Self flagellation and the barbarians are at the gate
We got a report from a user about severe issues with RavenDB. It reports resource exhaustion with plenty of resources still available, and once that happens, it will refuse to even restart itself, forcing a process kill.
As you can imagine, that was a pretty big deal for us, so we set out to investigate. And we found some interesting results.
One of the things that we like to keep in mind with RavenDB is that it is a safe choice. Whenever we need to make a decision between various tradeoffs, we’ll always chose the safe choice. That means, among other things, that we are pretty careful about the way that we approach external input. And in this case, we are actively protecting ourselves from the outside world. One of the ways we do that is by limiting the number of requests that we will concurrently process.
The idea is that it is better to flat out reject requests than put such a load on the system that it will eventually crash.
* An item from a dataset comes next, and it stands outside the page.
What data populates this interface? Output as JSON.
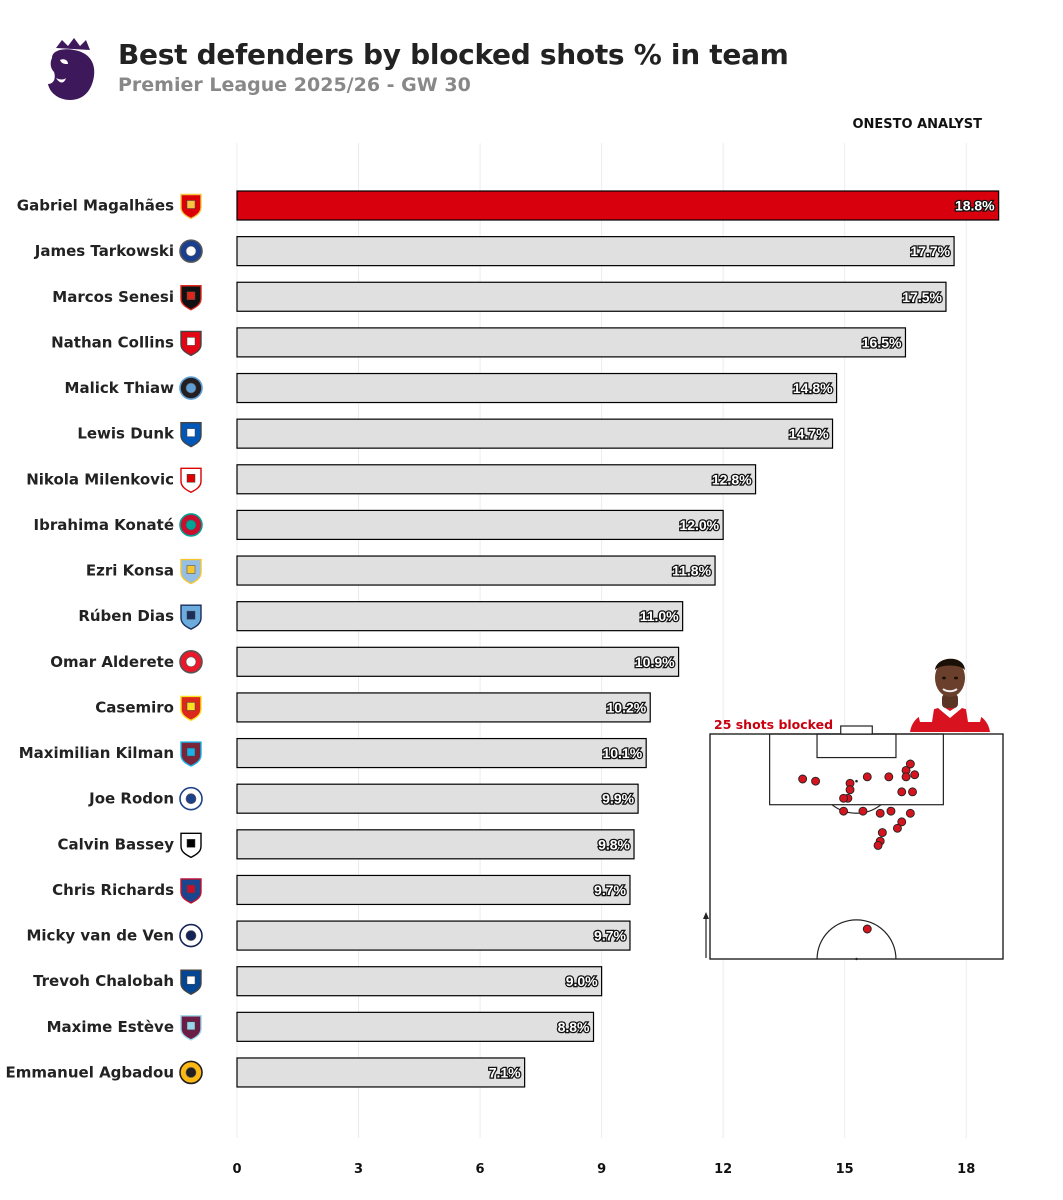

Indeed, that has been such a successful tactic that to this day, there has been exactly zero production issues with it. To my knowledge, it hasn’t ever been even noticed by any of our users.
The actual issue is that we have an internal limit that is set by default to 256 concurrent transactions. And by default, we will accept up to 192 concurrent requests. Then I looked at the actual logs, and I found:
And that explains much, but not nearly all. We had this in our code base for roughly 8 months. There are still other things that protect us from those issues, not the least of which is that it is actually hard to generate that number of requests against us (you really have to try very hard, usually from multiple machines). But there was one scenario that we didn’t consider for the purpose of protecting ourselves from the barbarians at the gate. Multi Get requests.
Multi Get requests allows you to package multiple requests to RavenDB into a single physical request. Those requests are going to cost you a single round trip to the server, and you can run as many of those as you want. In the dump we received, we could see 17 pending Multi Get request, and about 400 queries being executed, each of them requiring their own session. No wonder we got out of session errors.
Final note: for what it is worth, I changed our limits to 1,024 concurrent sessions and 512 concurrent requests, which is more reasonable considering the kind of hardware we usually run on. Multi Get has another 192 sessions that it can utilize, and the rest are dedicated for background processes.